When pipeline prefetching is enabled, data in a scratch pad of the current iteration can be moved to L1 or a scratch pad of the next iteration during the prefetch step. This operator updates the memory addresses of data that is relocated to the correct location.
- Parameters:
ssd_row_addrs_curr – The tensor that contains the row address of the current iteration
inserted_ssd_weights_curr_next_map – The tensor that contains mapping between the location of each index in the current iteration in the scratch pad of the next iteration. (-1 = the data has not been moved). inserted_ssd_weights_curr_next_map[i] is the location
lxu_cache_locations_curr – The tensor that contains cache slots where data is stored for the full list of indices for the current iteration. -1 is a sentinel value that indicates that data is not in cache.
linear_index_inverse_indices_curr – The tensor that contains the original position of linear indices before being sorted for the current iteration
unique_indices_count_cumsum_curr – The tensor that contains the the exclusive prefix sum results of the counts of unique indices for the current iteration
cache_set_inverse_indices_curr – The tensor that contains the original positions of cache sets before being sorted for the current iteration
lxu_cache_weights – The LXU cache tensor
inserted_ssd_weights_next – The scratch pad tensor for the next iteration
unique_indices_length_curr – The tensor that contains the number of unique indices (GPU tensor) for the current iteration
- Returns:
None
-
class CacheLibCache¶
- #include <cachelib_cache.h>
A Cachelib wrapper class for Cachlib interaction.
It is for maintaining all the cache related operations, including initialization, insertion, lookup and eviction.

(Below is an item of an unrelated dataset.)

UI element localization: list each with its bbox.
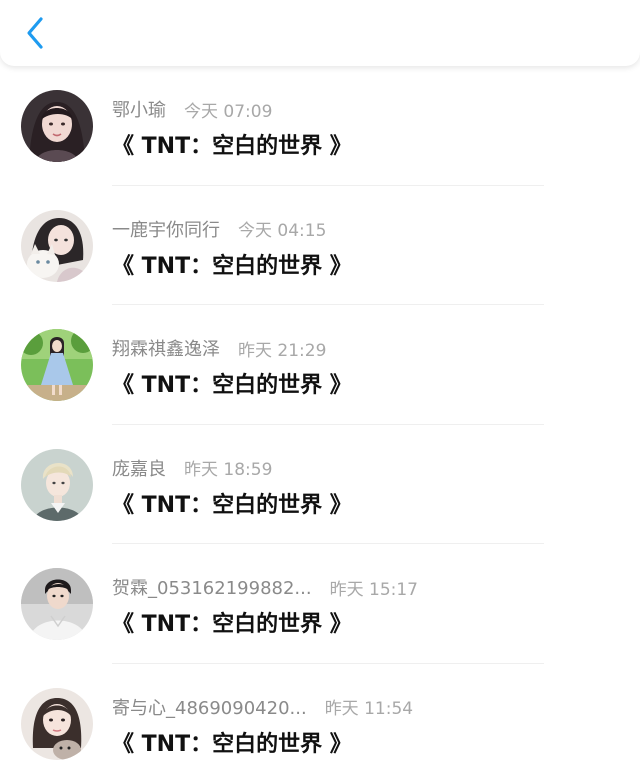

It is stateful for eviction logic that caller has to specifically fetch and reset eviction related states. Cachelib related optimization will be captured inside this class e.g. fetch and delayed markUseful to boost up get performance
Note
that this class only handles single Cachelib read/update. parallelism is done on the caller side
-
class EmbeddingParameterServer : public EmbeddingKVDB¶
- #include <ps_table_batched_embeddings.h>
An implementation of EmbeddingKVDB for Training Parameter Service (TPS) client.
-
class CacheContext¶
- #include <kv_db_table_batched_embeddings.h>
It holds l2cache lookup results.
num_misses is the number of misses in the l2 cache lookup cached_addr_list is preallocated with number of lookups for better parallelism and invalid spot(cache misses) will stay as sentinel value
-
class EmbeddingKVDB : public std::enable_shared_from_this<EmbeddingKVDB>¶
- #include <kv_db_table_batched_embeddings.h>
A class for interacting with different cache layers and storage layers, public calls are executed on cuda stream.
Currently it is used by TBE to offload Key(Embedding Index) Value(Embeddings) to DRAM, SSD or remote storage, to provide better scalability without blowing up HBM resources
Subclassed by EmbeddingParameterServer, EmbeddingRocksDB
-
class EmbeddingRocksDB : public EmbeddingKVDB¶
- #include <ssd_table_batched_embeddings.h>
An implementation of EmbeddingKVDB for RocksDB.